EB-4 STORY OF SAM NEWBOLD’S CLIENT
Following the changes announced by the Department of State on retrogression of the EB-4 visa category for applicants from Honduras, Guatemala, and El Salvador seeking Special Immigrant Juvenile Status, immigration attorneys all over the country were suddenly faced with an array of unforeseen challenges. Emergency filings and deadlines were added to already overburdened calendars.
Samuel Newbold, a Senior Associate at Barst Mukamal & Kleiner LLP and Board Member of Safe Passage Project, successfully overcame this challenge. He shared his story with us.
Mr. Newbold’s client, C.J.*, a 19-year-old from Honduras, has been through a lengthy and complicated immigration process over the past two years. C.J.’s story is heartbreaking. He lost his father at the early age of 6. He endured abuse and violence at the hands of gangs in his home country, and at the age of 16 decided to seek a better life in the United States.
In 2014, Mr. Newbold helped C.J. apply for asylum. It was a difficult process for the youth, as he had to learn how to trust a team of attorneys and staff from Safe Passage Project and the law firm. C.J.’s ability to remain in the United States was jeopardized when his asylum claim was denied. Despite Mr. Newbold’s assurances that there were other options for him, C.J.’s hopes were crushed.
Since C.J. arrived in the United States he has spent many hours pursing his true passion, soccer. He began playing in early childhood and had never stopped. He aims to play soccer at the professional level someday.
When C.J. received the news about his asylum claim not being approved he lost interest in following this dream and he sought refuge with a group of friends who did not have a positive influence on him.
In the meantime, Mr. Newbold, continued to seek options to help C.J. After more than a year of working together, the relationship extended beyond mere legal representation. Mr. Newbold told C.J. “anything unfortunate that happens to an undocumented child, can jeopardize his entire life.” The two had a difficult and heartfelt conversation, at the end of which C.J. acknowledged he had given up hope. Listening to Mr. Newbold made C.J. realize he was not alone – the first defeat does not have to be final. C.J. developed a new appreciation for the enormous amount of work these professionals were putting into his case and his future.

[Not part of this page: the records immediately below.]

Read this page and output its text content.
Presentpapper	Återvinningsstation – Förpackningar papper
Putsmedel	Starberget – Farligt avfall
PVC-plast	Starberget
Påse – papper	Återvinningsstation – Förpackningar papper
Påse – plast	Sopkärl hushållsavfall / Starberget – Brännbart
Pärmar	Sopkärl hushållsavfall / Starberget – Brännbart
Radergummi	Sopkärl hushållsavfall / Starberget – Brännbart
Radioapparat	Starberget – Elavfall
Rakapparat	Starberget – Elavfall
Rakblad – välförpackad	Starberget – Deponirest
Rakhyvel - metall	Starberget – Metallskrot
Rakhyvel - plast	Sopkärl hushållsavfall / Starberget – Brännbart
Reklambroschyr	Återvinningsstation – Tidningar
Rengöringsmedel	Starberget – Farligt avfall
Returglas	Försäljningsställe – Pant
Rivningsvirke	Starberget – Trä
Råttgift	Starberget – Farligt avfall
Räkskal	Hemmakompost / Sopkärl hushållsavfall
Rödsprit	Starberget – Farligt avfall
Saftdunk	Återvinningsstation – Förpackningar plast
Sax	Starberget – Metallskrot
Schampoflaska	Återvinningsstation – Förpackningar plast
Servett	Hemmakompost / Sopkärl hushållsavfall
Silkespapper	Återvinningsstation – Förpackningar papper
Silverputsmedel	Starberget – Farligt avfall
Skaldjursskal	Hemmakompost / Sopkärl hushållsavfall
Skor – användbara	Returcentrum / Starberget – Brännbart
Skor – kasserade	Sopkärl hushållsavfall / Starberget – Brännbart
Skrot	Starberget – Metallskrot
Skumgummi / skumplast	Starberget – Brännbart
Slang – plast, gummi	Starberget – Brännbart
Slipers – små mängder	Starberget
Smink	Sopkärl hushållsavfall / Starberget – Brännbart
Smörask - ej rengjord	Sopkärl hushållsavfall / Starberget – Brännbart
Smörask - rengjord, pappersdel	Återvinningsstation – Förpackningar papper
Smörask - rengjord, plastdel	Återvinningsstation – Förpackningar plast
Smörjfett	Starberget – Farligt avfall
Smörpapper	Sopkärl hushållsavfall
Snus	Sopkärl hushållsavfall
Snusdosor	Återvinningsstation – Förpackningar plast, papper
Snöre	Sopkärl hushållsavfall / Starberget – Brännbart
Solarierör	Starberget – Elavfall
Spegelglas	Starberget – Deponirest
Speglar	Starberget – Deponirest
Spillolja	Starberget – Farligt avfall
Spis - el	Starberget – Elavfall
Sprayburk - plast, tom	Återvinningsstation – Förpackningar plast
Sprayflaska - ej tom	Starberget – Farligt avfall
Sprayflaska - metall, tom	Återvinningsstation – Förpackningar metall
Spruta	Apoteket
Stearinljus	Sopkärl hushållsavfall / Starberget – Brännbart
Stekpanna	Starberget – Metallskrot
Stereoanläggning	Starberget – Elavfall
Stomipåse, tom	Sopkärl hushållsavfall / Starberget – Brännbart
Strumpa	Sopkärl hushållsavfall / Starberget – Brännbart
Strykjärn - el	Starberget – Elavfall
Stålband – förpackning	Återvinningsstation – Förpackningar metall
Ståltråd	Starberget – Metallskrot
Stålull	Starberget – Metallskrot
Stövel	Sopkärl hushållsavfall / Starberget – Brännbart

After a reassessment of C.J.’s case, Mr. Newbold decided to seek Special Immigrant Juvenile Status. This set the beginning of a new series of challenges, bringing an experienced business immigration attorney into the family court. Mr. Newbold worked with C.J. and his family through a complicated process involving numerous submissions, new deadlines, multiple client meetings, and the most recent obstacle – the EB-4 visa category retrogression. A process generally completed within two months was finalized by Mr. Newbold in a short two weeks.
Coincidentally, Mr. Newbold had to file C.J.’s petition during a time when his law firm duties were consuming all of his working hours. He recalls it being an extremely challenging time, because when a pro bono case “becomes engulfing and bleeds” into an attorney’s practice, an ethical choice must be made where daily duties are measured against a person’s life. Mr. Newbold volunteered additional hours and resources, working to ensure the last step towards securing legal status for C.J. was executed properly.
Today, Mr. Newbold is proud to report C.J. was admitted to a great community college and after finishing high school this summer, he will continue his education in the fall. C.J. also rediscovered his passion for soccer and is currently planning to join a professional team. The story of C.J. and Mr. Newbold is a great example of the extraordinary impact Safe Passage pro bono attorneys have on the lives and futures of young clients.
*Name has been changed to protect the client’s privacy.